«Оссиановские облака»,
 «скандинавская» ночная буря…
 В «Путешествии» что ни строка —
 подчинен ландшафт литературе.
Но, отдав литературе дань
 и над ней и над собой возвысясь,
 некую поэт преступит грань:
 это в нем проснулся живописец.
И тогда уж черт ему не брат!
 Схватит кисть, сверкнет очами зверски
 и как мрачно-пламенный Рембрандт
 пишет интерьер Потсдамской церкви:
Сумрак.
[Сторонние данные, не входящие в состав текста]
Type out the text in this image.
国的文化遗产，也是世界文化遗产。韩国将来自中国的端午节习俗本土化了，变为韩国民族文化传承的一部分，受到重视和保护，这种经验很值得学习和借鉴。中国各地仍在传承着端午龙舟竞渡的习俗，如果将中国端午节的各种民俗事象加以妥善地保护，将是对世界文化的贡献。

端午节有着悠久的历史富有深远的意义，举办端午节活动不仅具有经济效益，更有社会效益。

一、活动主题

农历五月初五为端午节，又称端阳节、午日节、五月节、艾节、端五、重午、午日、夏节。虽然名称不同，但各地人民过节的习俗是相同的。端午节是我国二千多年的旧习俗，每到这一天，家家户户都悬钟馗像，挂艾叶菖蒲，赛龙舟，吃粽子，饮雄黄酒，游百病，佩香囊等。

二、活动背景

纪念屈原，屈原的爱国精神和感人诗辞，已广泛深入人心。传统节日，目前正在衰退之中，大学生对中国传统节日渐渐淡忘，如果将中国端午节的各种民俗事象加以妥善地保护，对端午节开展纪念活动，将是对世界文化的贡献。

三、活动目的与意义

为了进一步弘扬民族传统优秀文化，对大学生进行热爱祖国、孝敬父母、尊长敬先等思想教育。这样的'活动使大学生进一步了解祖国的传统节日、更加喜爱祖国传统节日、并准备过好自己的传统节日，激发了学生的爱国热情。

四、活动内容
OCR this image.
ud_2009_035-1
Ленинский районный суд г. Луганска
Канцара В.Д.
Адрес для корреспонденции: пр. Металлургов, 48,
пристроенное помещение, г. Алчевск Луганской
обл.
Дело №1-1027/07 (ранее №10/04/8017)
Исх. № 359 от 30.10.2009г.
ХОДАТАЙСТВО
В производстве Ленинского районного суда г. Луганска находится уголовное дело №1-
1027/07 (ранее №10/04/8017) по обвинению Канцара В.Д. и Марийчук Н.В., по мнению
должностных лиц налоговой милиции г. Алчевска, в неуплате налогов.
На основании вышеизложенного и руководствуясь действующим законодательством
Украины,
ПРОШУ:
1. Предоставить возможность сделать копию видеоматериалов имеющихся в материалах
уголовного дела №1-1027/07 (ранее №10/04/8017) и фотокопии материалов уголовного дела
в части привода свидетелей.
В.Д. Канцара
Скудное мерцанье свеч.
 Тусклая сияет позолота.
 Алый (бархат драпировок) свеж
 (тут уж он предвосхитил кого-то
 из романтиков: Делакруа?).
 Стен темно-багровые обои…
Или озарение другое:
 он, едва лишь обретя крыла,
 за шлагбаум выбравшись, пустился
 в дальний путь — и вдруг узрел листву:
 синих, желтых и пунцовых листьев
 празднество осеннее в лесу.
Желтый — пусть, пунцовый — пусть,
 но синий?
 Этого ни на какой картине
 не подсмотришь. Это уж его
 живопись, его пейзажи, это
 цветовиденье поэта, цвето-
 пиршество и цветоволшебство!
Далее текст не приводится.